Maestro, ma è un vero terremoto?
Giuseppe Caliceti
Sentiamo un boato, un altro ancora. Bambine e bambini si rifugiano sotto i banchi, qui a scuola a Reggio Emilia. Prima ancora di me. Mi accovaccio anch’ io sotto la cattedra. «Maestro, è stato un terremoto?». «Non lo so», mento. «Comunque contiamo insieme fino a venti, va bene? Uno, due...». I bambini insistono: «Giuseppe, ma è una prova o un terremoto vero?». «Ho detto che non lo so. Ma intanto mettiamoci bene in fila e usciamo dalla scuola». «Per me è un terremoto vero!». «Un altro?». «Io non l’ho neanche sentito». «Ma è stato fortissimo!». Agguanto il registro e scendiamo le scale in fila indiana. Arriviamo in cortile insieme alle altre classi. Faccio l’appello. Penso: «Tutte le prove di evacuazione che facciamo ogni anno, servono a qualcosa». Un’alunna si mette a piangere. Un’altra, cercando di consolarla, finisce col piangere anche lei. Ci mettiamo seduti sul prato. I bambini improvvisamente hanno una gran voglia di parlare: di raccontare cosa hanno sentito, come stanno. È normale. È cosa buona e giusta. Arrivano a scuola i genitori di tanti bambini. Appena li vedono i piccoli corrono al cancello e abbracciano la mamma o il papà. Molti decidono di portarsi i figli a casa. Ma intanto la Cooperativa Italiana Ristorazione, responsabile della mensa scolastica, arriva con un furgoncino: al posto del pasto, oggi ci sono panini per tutti. Si improvvisa una specie di picnic nel giardino della scuola, all’ombra.
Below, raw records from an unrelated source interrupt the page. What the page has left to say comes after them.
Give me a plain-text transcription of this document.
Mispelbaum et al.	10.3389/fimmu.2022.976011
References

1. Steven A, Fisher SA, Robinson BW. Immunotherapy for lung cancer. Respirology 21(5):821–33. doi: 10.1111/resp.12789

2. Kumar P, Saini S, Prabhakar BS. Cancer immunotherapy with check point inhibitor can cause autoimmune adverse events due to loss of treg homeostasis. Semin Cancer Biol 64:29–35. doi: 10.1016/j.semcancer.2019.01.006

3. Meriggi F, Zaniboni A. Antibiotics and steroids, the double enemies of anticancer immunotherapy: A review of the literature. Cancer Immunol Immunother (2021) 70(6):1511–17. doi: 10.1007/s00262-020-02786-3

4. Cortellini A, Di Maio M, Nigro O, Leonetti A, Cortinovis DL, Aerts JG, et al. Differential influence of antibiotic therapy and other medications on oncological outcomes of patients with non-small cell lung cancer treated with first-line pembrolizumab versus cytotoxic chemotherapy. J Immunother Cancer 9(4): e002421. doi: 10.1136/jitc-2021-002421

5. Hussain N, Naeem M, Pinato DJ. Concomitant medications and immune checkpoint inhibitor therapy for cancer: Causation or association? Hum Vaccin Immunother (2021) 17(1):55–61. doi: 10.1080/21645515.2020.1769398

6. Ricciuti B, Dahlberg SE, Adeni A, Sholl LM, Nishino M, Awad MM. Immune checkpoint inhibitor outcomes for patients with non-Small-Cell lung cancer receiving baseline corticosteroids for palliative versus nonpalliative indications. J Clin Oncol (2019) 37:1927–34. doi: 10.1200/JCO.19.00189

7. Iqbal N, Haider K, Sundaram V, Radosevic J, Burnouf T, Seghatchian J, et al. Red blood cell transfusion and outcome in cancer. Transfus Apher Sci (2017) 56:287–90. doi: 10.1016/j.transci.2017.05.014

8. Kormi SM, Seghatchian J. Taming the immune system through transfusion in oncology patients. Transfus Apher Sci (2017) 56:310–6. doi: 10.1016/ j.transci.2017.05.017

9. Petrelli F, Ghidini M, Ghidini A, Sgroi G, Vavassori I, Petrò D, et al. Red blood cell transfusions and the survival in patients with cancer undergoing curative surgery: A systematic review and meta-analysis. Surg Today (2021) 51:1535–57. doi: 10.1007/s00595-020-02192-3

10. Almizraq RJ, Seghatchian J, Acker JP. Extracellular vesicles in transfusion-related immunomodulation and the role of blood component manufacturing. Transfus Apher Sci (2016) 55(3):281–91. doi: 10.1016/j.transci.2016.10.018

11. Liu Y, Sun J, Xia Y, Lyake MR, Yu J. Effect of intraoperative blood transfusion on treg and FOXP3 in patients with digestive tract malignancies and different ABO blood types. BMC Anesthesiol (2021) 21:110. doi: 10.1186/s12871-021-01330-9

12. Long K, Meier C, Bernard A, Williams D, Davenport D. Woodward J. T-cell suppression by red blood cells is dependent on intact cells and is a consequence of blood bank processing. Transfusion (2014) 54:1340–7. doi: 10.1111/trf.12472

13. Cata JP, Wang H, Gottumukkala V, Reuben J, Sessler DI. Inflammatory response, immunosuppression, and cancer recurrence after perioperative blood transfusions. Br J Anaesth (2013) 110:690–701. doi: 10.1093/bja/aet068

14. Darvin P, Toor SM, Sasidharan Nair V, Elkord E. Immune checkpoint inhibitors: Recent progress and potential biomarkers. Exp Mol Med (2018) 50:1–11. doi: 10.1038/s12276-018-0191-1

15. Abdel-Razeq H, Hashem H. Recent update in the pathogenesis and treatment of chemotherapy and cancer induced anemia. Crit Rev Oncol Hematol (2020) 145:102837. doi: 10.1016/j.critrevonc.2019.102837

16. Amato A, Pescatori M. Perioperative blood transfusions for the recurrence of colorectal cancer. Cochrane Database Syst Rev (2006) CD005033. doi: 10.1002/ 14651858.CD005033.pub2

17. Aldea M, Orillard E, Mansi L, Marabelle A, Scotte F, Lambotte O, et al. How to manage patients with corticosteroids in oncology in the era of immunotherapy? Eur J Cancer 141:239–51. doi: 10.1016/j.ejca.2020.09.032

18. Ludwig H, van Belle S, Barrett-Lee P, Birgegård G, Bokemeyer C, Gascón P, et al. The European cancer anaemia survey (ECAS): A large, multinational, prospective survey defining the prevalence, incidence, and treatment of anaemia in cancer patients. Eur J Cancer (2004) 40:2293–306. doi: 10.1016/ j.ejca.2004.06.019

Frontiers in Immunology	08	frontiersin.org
Intanto dalla segreteria dell’ufficio comprensivo arriva la telefonata in cui si dice che i bambini non possono rientrare a scuola fino al termine delle lezioni. Un alunno mi dice: « Giuseppe, sempre meglio del terremoto di quest’inverno quando eravamo in palestra a fare lezioni di karatè, ricordi? Oggi almeno non c’è freddo». Ricordo, tutti i bambini fuori, scalzi. Temperatura invernale. Ci siamo messi a fare un po’ di esercizi per riscaldarci. A fine giornata ascolto le ultime notizie. Penso: «I capannoni industriali non hanno retto, ma le scuole emiliane sì. Tutto è bene quel che finisce bene». Ma è così? Non posso fare a meno di pensare alla discussione che, solo qualche giorno fa, c’è stata a scuola. La preoccupazione di noi insegnanti di fronte alla mancata nomina di supplenti. Per risparmiare. Ecco, se magari domani avverrà un altro terremoto in coincidenza con la mancanza di un docente e la mancata nomina di un supplente - per risparmiare - le operazioni di evacuazione andranno così lisce e spedite come sono andate questa volta?